The Rockefeller University
Dr. MacKinnon is also a professor of molecular neurobiology and biophysics at the Rockefeller University.
Roderick MacKinnon studies the principles of electricity production in living cells through analysis of ion channel structure and function. He seeks to understand how ion channels, especially potassium channels, respond to chemical, electrical, and mechanical forces at the atomic level. The ability of specialized ion channels to respond to these basic forces allows living organisms to detect sensory stimuli, to move, and to process information through the generation and propagation of electrical impulses.
The proper functioning of potassium channels is crucial to many biological processes, including the rhythmic beating of the heart and the generation of nerve impulses. The flow of charged potassium atoms, or ions, through these tiny, doughnut-shaped pores that penetrate cell membranes produces electrical signals that allow cells to communicate with one another.
Research by Roderick MacKinnon has literally changed the way scientists view potassium channels. In 1998, this self-taught x-ray crystallographer produced the first high-resolution three-dimensional image of the potassium channel structure, a feat that had eluded scientists for decades. This stunning accomplishment garnered MacKinnon the 2003 Nobel Prize in Chemistry and answered a question that had long perplexed scientists. Why do potassium channels freely admit large potassium ions while routinely turning away much smaller sodium ions?
MacKinnon, trained as a physician, first became interested in potassium channels as a medical resident studying how the heart contracts and relaxes. This foray into the laboratory made him realize his fascination with basic science problems. But after investing so many years in a medical education, MacKinnon was plagued with doubt: At age 30 and with no real training in basic science research, he questioned whether he could really abandon a promising career in medicine.
MacKinnon ultimately decided that life was too short to not pursue his true passion. He returned to Brandeis for a postdoctoral fellowship in the laboratory of his undergraduate mentor, biochemist and HHMI Investigator Christopher Miller, whose research focused on potassium channels.
Then, in 1989, MacKinnon went to Harvard University to run his own laboratory. There, he identified in the potassium channel a short sequence of five amino acids that acts to filter out sodium ions. If one of the amino acids in this so-called signature sequence is altered, then sodium ions rush into the channel along with the potassium ions. While this discovery and others that followed were initially exciting, MacKinnon felt increasingly frustrated. "It became clear that we couldn't understand how the potassium channel works without actually seeing it," he recalled.
Once again, MacKinnon made a gutsy move, leaving a thriving lab and secure Harvard professorship for the Rockefeller University, where he could pursue x-ray crystallography to visualize the arrangements of atoms in the potassium channel. Many of his colleagues were highly skeptical, and MacKinnon himself acknowledged that he was a novice at the technique, which takes most scientists years to master.
Only one member of MacKinnon's Harvard research group followed him to Rockefeller, and his wife, an organic chemist, joined him to help establish the new lab. "We had our periods of despair, but each time we hit a roadblock, something good happened, and our despair gave way to excitement," MacKinnon said. His persistence and dedication eventually paid off. Within two years, MacKinnon solved the structure, which he has described as "more informative and beautiful than I ever could have imagined."
The structure of the selectivity filter reveals why potassium ions are freely admitted into the channel while sodium ions are kept out. The channels are lined with oxygen atoms that mimic the electrical forces of the ions' normal watery environment. The larger potassium ions fit snugly into the channels, allowing them to pass through the cell membrane. The smaller sodium ions are denied entry because there is a greater energetic penalty to their dehydration, and because sodium ions, due to their smaller size, do not make optimal contact with the oxygen atoms in the channel.

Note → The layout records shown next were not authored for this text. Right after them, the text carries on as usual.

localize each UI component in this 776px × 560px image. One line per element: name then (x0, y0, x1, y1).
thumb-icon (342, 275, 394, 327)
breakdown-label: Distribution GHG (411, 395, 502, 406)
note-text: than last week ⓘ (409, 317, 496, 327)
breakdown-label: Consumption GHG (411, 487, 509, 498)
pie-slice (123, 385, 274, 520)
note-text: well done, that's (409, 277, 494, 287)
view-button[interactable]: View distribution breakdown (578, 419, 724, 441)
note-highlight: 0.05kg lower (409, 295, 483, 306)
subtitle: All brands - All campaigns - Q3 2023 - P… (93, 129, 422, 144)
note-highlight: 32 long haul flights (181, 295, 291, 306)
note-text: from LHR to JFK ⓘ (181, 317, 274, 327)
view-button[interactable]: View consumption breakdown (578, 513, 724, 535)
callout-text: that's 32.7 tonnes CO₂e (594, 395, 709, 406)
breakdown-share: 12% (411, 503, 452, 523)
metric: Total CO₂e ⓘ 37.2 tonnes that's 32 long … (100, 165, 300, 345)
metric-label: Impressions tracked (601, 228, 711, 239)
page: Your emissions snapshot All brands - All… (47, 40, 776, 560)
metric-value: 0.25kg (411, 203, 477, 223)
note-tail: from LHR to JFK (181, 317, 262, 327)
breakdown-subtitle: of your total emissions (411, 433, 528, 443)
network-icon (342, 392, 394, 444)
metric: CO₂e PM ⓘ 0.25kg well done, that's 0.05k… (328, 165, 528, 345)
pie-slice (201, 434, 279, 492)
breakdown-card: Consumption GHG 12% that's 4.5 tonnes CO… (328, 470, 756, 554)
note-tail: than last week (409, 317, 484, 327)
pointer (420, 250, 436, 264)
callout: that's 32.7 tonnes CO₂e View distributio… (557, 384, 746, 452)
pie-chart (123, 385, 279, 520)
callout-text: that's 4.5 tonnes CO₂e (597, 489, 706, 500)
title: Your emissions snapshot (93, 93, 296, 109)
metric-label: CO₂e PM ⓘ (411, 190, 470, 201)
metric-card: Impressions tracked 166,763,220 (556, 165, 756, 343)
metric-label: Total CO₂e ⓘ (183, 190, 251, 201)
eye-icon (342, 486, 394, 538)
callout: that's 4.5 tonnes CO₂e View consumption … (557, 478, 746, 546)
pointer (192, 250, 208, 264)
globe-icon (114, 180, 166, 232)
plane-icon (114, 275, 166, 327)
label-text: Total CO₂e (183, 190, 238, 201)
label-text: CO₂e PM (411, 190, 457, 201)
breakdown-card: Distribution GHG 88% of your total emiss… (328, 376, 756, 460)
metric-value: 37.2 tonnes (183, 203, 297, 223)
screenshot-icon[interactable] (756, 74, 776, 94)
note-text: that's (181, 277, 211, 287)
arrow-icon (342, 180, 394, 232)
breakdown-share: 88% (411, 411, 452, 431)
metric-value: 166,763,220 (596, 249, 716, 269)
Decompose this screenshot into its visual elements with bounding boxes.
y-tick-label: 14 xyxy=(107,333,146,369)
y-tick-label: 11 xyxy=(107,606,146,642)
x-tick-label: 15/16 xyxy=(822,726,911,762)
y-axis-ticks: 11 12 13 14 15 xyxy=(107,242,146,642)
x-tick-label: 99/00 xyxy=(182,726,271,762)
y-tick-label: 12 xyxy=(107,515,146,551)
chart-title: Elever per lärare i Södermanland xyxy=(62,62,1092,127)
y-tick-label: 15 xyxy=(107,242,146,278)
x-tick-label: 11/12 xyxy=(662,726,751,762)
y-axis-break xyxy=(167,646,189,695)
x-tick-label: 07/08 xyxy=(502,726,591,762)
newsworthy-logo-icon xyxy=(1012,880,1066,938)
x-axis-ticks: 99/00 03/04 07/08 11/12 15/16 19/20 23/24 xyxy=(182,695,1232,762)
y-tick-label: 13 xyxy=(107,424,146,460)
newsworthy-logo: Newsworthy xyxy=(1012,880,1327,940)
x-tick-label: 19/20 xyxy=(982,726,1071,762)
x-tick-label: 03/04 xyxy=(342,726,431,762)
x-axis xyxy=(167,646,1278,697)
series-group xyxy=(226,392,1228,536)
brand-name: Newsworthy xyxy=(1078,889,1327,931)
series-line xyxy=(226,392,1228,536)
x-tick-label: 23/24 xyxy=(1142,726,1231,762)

More recently MacKinnon and his co-workers have focused their attention on how ion channels open in response to specific stimuli. Their recent atomic structures of voltage-gated, lipid-gated, G protein–gated and mechanical force–gated potassium channels have shown how cells exploit various forces in their environment to regulate their electrical activity. For example, domains known as voltage sensors "sense" the voltage difference across a cell's membrane and cause a channel within the membrane to open. This mechanism is fundamental to the production of electrical signals known as action potentials.

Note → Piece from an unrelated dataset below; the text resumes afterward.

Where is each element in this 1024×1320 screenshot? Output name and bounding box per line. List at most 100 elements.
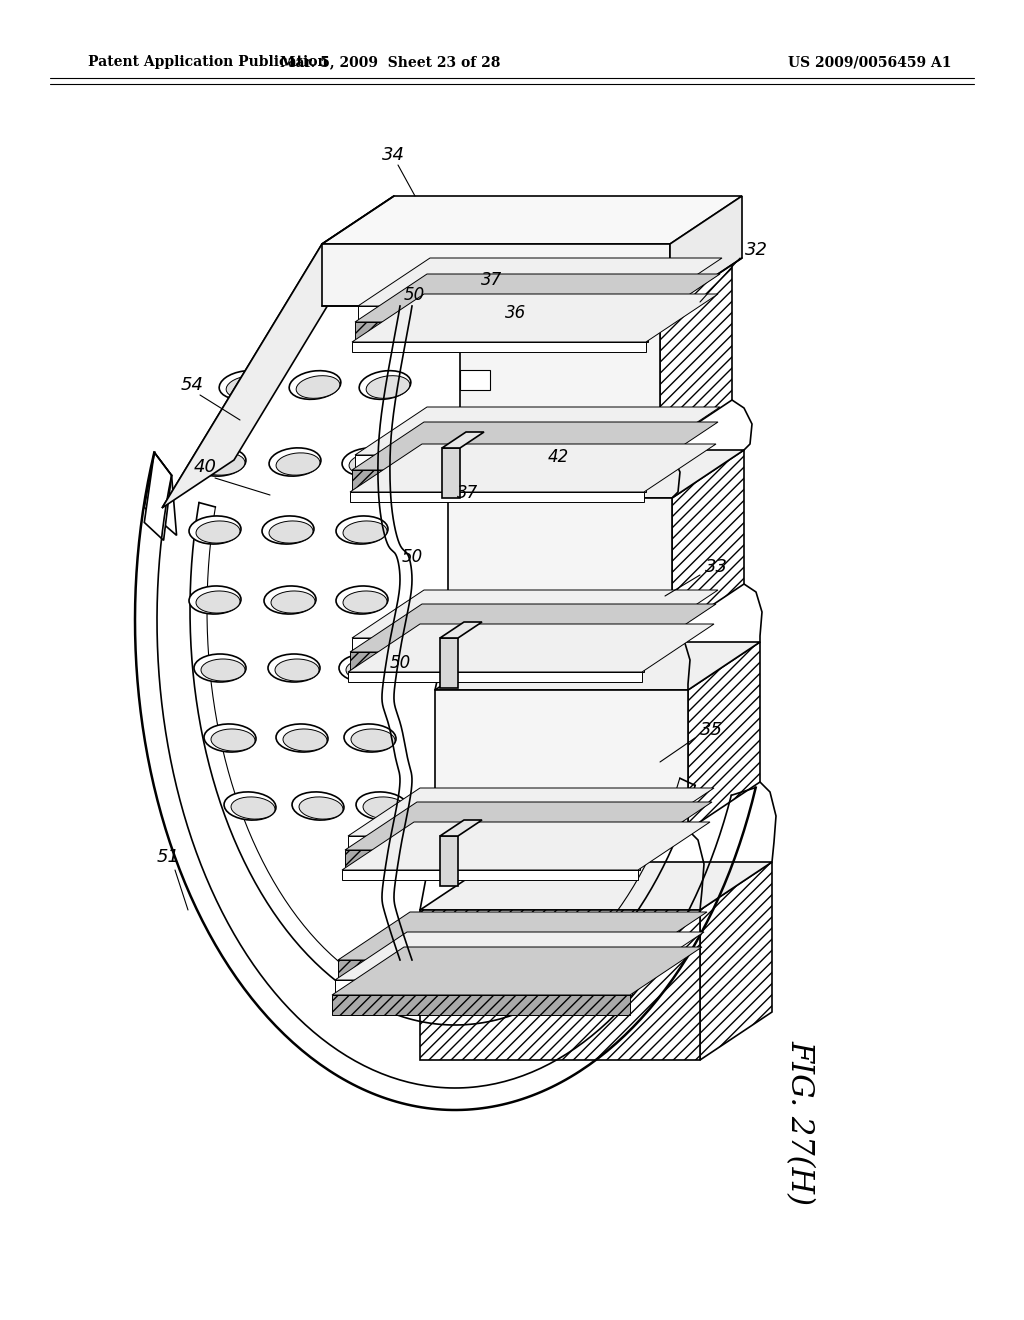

Understanding fundamental details of the way that these channels operate may eventually help in the design of drugs to treat many different disorders, including diabetes, heart disease, and asthma, all of which have been linked to alterations in potassium channel function.
Today, MacKinnon's laboratory draws bright young scientists from around the world, the next generation of ion channel researchers. "In addition to the science, I try to impress upon them what a great privilege it is to be a scientist," he said. "As a scientist, you spend your time trying to understand nature's rules and logic. I can't imagine a more fulfilling existence."